Head over to compo.sr for our new site, and to our migration roadmap. Existing ocPortal member accounts have been mirrored.


Our Code Quality Checker rocks

Our Code Quality Checker rocks One of our best tools for hunting out bugs before a release is our Code Quality checker. It's a rather sophisticated tool we wrote a few years ago, and have maintained over the years, and it can find all kinds of problems that might have otherwise gone unnoticed. I'm not going to explain the CQC here, but anyone interested will find it is explained and available from our Code Book (linked to from our Support section).

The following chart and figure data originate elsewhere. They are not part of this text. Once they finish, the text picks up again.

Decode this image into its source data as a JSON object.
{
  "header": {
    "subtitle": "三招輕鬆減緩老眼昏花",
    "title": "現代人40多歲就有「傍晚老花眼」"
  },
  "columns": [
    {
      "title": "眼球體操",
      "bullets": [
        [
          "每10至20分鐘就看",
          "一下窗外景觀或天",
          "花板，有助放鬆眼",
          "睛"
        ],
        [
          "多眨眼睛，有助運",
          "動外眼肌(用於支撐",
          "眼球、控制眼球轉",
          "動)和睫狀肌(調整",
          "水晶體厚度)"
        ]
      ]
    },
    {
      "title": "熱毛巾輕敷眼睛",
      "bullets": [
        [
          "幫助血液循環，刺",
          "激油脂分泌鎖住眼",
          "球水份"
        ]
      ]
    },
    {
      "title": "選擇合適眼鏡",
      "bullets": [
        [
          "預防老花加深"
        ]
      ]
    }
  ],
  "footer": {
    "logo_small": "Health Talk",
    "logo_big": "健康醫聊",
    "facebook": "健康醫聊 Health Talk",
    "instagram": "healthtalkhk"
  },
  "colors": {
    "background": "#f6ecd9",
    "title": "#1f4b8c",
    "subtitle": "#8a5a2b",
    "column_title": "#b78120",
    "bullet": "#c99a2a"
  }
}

Here's a problem it just picked up in our 4.2 code:

Code

if (substr($avatar_url,0,strlen(get_base_url())==get_base_url())) $avatar_url=substr($avatar_url,strlen(get_base_url()));
The error was:
Comparators must have type symmetric operands (integer vs URLPATH).

This is a great example of how our code standards help us locate various bugs before a release can happen. Most people in the PHP developer community would think we're anal and insane to have our code-base written to be "type strict", as it goes against the grain of the PHP language. However it is incredibly helpful because it gives us discipline and allows us to detect bugs. The bug above was a misplaced bracket, the code should have been:

Code

if (substr($avatar_url,0,strlen(get_base_url()))==get_base_url()) $avatar_url=substr($avatar_url,strlen(get_base_url()));

Without this bug fix, members re-imported via CSV files would lose their avatars if the site ever moved to a new domain name, as the code that kept the avatars relative to the site's base URL would not have functioned. The only way to notice this bug would have been if you'd moved the site, and that isn't something you'd typically test. Of course, we could have manually test the code path, and we probably should have – but this one got missed.

Writing type strict code isn't just about reducing bugs by maintaining extra constraints to check for. It's also about discipline. A programmer who properly understands type conversions is a better programmer, who will write more stable, secure, code, that is easier to internationalise.